O que falta para a China poder comprar chips da Nvidia após aval de Trump
Mesmo com estoque e pedidos na mesa, a venda do chip H200 à China depende de decisões políticas que vão além do mercado


Exame.com
Os chips estão prontos, os clientes esperam — e o dinheiro também. O que falta para que um dos semicondutores de inteligência artificial mais poderosos do mundo chegue às mãos das empresas chinesas não é capacidade produtiva nem demanda, mas um sinal verde político que atravessa Washington e Pequim. No centro dessa equação está o H200, chip da Nvidia que se tornou peça-chave tanto na corrida global por IA quanto no xadrez geopolítico entre Estados Unidos e China.
Segundo o Asia Nikkei, a Nvidia identificou uma forte demanda de clientes da China pelo chip de inteligência artificial (IA) H200, mas ainda aguarda a aprovação dos órgãos regulatórios dos Estados Unidos e de Pequim para iniciar as vendas.
Ainda segundo a empresa, os pedidos de licença de exportação já foram apresentados às autoridades estadunidenses e estão em análise, segundo informações da Bloomberg.
As informações foram divulgadas pela diretora financeira da Nvidia, Collete Kress, durante reunião com analistas na feira de tecnologia CES, realizada nesta segunda-feira, 05, em Las Vegas. O presidente-executivo da companhia, Jensen Huang, também descreveu a procura pelo H200 no mercado chinês como "forte".
De acordo com Kress, independentemente do nível de aprovação das licenças, a Nvidia tem estoque suficiente para atender os clientes chineses sem comprometer o fornecimento para outros mercados, com expectativa para começar a distribuição em fevereiro.

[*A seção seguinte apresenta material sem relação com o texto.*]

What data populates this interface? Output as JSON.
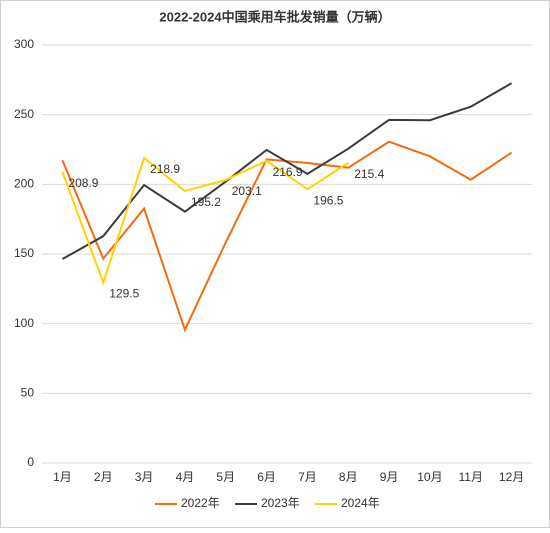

No entanto, diante do aumento da demanda, a empresa teria procurado a Taiwan Semiconductor Manufacturing Company (TSMC) para discutir uma produção adicional do H200, segundo informações da Reuters.
À espera do aval
Em dezembro de 2025, o governo de Donald Trump passou a autorizar exportações do H200 para a China, mediante taxa de 25%. A medida reverte uma decisão da gestão anterior, que havia proibido a exportação de chips de IA ao país.

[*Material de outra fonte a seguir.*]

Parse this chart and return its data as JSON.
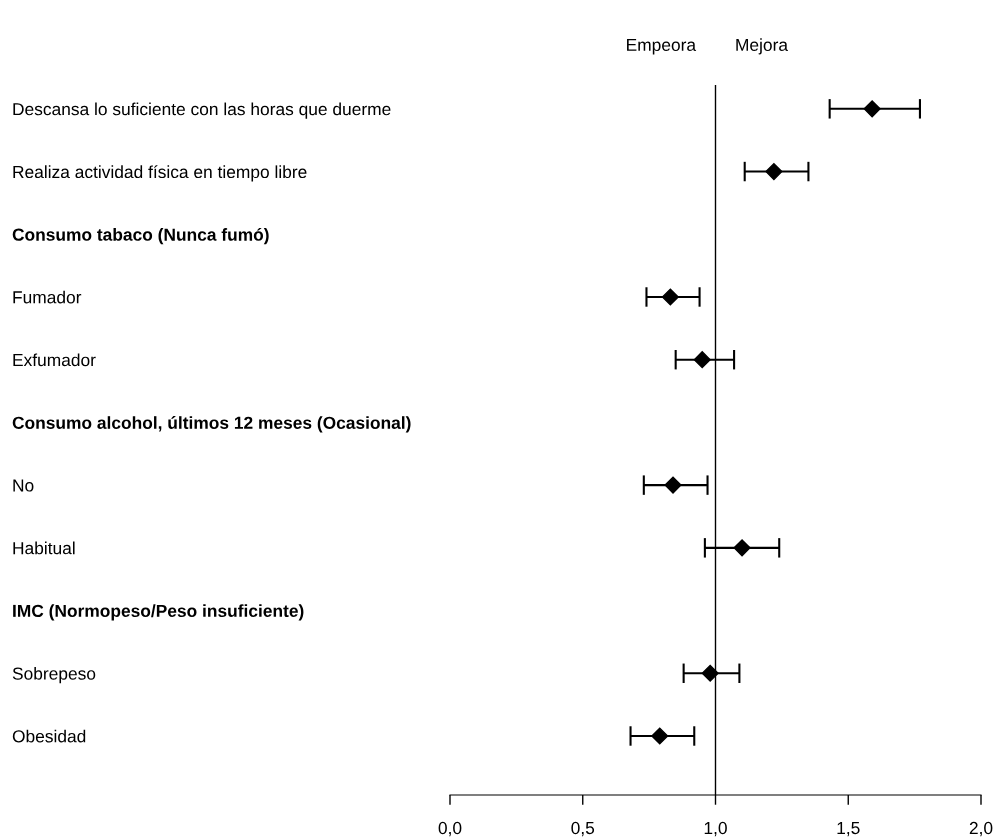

Além da autorização do governo estadunidense, a venda e o uso do chip H200 por empresas da China também dependem da aprovação de Pequim, onde existe o receio de que o acesso a chips estrangeiros avançados atrase o desenvolvimento da indústria doméstica de semicondutores de IA.
Anteriormente, as autoridades chinesas desencorajaram órgãos públicos e empresas locais a usarem o H20, uma versão menos potente do chip desenvolvida pela Nvidia especificamente para o mercado chinês.
O que é o chip H200?
O H200 é um chip gráfico (GPU) fabricado pela Nvidia é considerado um dos semicondutores de IA mais potentes da empresa.

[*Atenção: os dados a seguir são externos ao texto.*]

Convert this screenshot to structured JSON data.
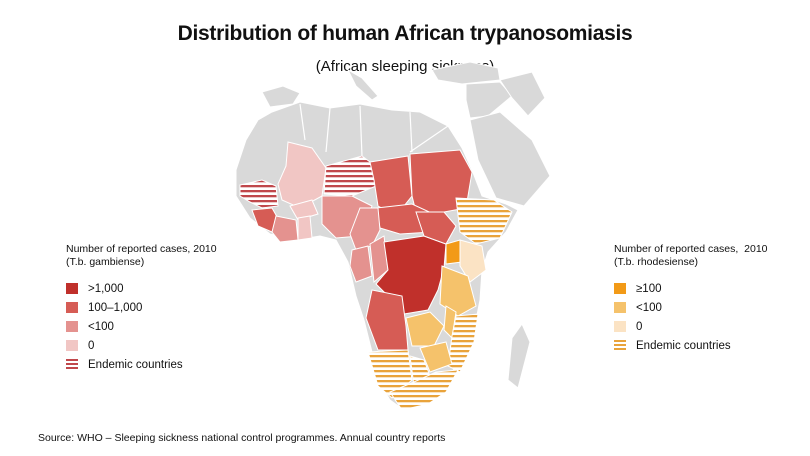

Baseado na arquitetura Hopper, ele foi criado para lidar com tarefas de alto desempenho, como o treinamento e a execução de modelos de IA generativa.
Com 141 GB de memória e lrgura de banda de até 4,8 terabytes por segundo, trata-se de uma evolução direta do H100, usado no treinamento do GPT-4, por exemplo, e é o primeiro chip da Nvidia a adotar a memória HBM3E, considerada mais rápida e eficiente.